Three siblings, 3 services, 1 goal

  • Published
  • By 2nd Lt. C. Michaela Judge
  • 66th Air Base Wing Public Affairs
What do an Army beauty queen, an Air Force captain and a Navy lieutenant have in common? Family and willpower.

April 21 not only marked the date for the 112th Boston Marathon, it also created an opportunity to reunite the Panton family - two brothers and a sister, all serving across the country and in different branches of the military.

Capt. Brad Panton, Program Manager for the Enhanced Regional Situation Awareness Program here, said that when he decided to take on his first marathon, he was quick to call up his brother, Navy Lt. Davie Panton, and sister, Army Capt. Jeannie Deakyne, bringing them together after almost a year apart.

"[Running this race together] is a good experience. It's my first time seeing them since returning from Iraq -- so it's a nice way to do it," said Captain Deakyne.

Captain Deakyne, who has served two overseas tours in Iraq, was also crowned Mrs. Texas International in 2005 and was recently crowned Mrs. U.S.
Beauties 2008. She is currently in the process of PCSing to teach ROTC at the University of Texas at Arlington, where she is also an alumna.

On the morning of the race, the three siblings seemed both calm and collected, though Captain Panton said he was probably "the most nervous," since it was his first marathon.

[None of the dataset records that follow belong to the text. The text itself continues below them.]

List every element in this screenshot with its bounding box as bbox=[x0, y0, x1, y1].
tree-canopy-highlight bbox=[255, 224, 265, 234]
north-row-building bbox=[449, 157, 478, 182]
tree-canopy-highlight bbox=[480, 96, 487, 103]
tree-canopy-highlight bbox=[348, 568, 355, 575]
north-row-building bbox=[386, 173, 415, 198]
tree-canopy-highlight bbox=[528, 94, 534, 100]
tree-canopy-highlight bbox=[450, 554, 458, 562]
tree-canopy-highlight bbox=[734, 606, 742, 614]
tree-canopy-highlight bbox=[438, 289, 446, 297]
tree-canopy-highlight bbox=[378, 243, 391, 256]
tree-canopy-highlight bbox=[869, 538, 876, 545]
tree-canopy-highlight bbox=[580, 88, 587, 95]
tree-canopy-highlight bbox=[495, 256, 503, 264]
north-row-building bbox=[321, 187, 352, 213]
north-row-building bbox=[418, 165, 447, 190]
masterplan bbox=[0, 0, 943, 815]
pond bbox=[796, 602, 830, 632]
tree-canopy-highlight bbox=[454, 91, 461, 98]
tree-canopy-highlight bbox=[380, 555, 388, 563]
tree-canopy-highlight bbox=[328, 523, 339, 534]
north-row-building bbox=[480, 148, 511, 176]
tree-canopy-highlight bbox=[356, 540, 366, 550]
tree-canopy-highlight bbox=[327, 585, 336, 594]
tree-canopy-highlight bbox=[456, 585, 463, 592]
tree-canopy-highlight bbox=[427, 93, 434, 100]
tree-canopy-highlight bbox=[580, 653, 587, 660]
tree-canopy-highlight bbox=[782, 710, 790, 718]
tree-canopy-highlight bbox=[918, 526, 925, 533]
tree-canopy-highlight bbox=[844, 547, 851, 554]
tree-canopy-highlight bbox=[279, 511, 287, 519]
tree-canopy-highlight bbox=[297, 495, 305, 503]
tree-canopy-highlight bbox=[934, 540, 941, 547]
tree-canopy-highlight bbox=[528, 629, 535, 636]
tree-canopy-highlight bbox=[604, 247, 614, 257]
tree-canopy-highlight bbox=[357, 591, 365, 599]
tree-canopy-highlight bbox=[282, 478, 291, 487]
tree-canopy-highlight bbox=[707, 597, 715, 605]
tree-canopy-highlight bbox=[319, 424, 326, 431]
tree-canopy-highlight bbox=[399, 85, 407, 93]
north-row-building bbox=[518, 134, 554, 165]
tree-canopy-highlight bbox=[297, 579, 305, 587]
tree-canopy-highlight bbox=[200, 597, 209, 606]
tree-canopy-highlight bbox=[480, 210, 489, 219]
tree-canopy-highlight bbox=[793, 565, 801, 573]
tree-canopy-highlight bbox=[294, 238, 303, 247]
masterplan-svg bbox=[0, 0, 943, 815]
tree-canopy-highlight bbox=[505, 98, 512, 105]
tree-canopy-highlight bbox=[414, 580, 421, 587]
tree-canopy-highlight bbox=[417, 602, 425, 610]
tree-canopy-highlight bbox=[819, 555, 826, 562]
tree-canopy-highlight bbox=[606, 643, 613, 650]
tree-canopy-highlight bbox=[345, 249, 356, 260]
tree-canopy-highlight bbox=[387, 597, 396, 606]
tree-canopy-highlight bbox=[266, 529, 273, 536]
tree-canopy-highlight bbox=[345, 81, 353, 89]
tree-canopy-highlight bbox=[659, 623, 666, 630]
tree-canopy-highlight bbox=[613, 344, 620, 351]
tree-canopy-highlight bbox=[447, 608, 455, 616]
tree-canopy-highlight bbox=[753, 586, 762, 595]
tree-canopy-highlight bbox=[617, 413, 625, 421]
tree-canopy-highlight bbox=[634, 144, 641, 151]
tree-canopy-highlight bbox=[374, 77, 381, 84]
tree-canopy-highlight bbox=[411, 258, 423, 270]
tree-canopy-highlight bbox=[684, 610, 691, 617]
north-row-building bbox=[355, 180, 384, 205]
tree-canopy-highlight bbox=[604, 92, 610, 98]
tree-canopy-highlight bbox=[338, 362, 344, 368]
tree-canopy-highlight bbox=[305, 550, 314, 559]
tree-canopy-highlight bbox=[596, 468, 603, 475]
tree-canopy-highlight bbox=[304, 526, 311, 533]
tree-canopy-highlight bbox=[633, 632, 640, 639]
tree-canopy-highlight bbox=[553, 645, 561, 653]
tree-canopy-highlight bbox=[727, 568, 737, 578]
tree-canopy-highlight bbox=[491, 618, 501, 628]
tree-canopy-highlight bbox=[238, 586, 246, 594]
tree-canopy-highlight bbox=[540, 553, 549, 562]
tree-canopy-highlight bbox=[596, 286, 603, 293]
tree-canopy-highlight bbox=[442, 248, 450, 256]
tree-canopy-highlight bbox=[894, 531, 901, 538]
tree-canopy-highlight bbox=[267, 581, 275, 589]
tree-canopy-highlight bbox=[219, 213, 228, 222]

The Boston Marathon was Captain Deakyne's second marathon, and one of many for Lieutenant Panton, who's stationed out of San Diego.

The team of three, who sported matching family shirts, ran on the mild spring day with goals in mind and with a little "friendly competition" between branches.

They all joked that whoever had the best time would prove which branch of service was actually "the better of the three."

Though Captain Panton completed the trek first, with a time of 3:58:01, he said they all did very well and that the experience was great.

Both Captain Deakyne and Lieutenant Panton finished under 5:30, which was a personal goal for the captain.

Though parts of the race were challenging, especially Heartbreak Hill, a famous portion of the Boston Marathon, the three siblings finished strong.

And while running marathons together may not become a family tradition, the three were happy to be reunited as a family.

"The stars really aligned for this one, for us all to be together again," Captain Panton said.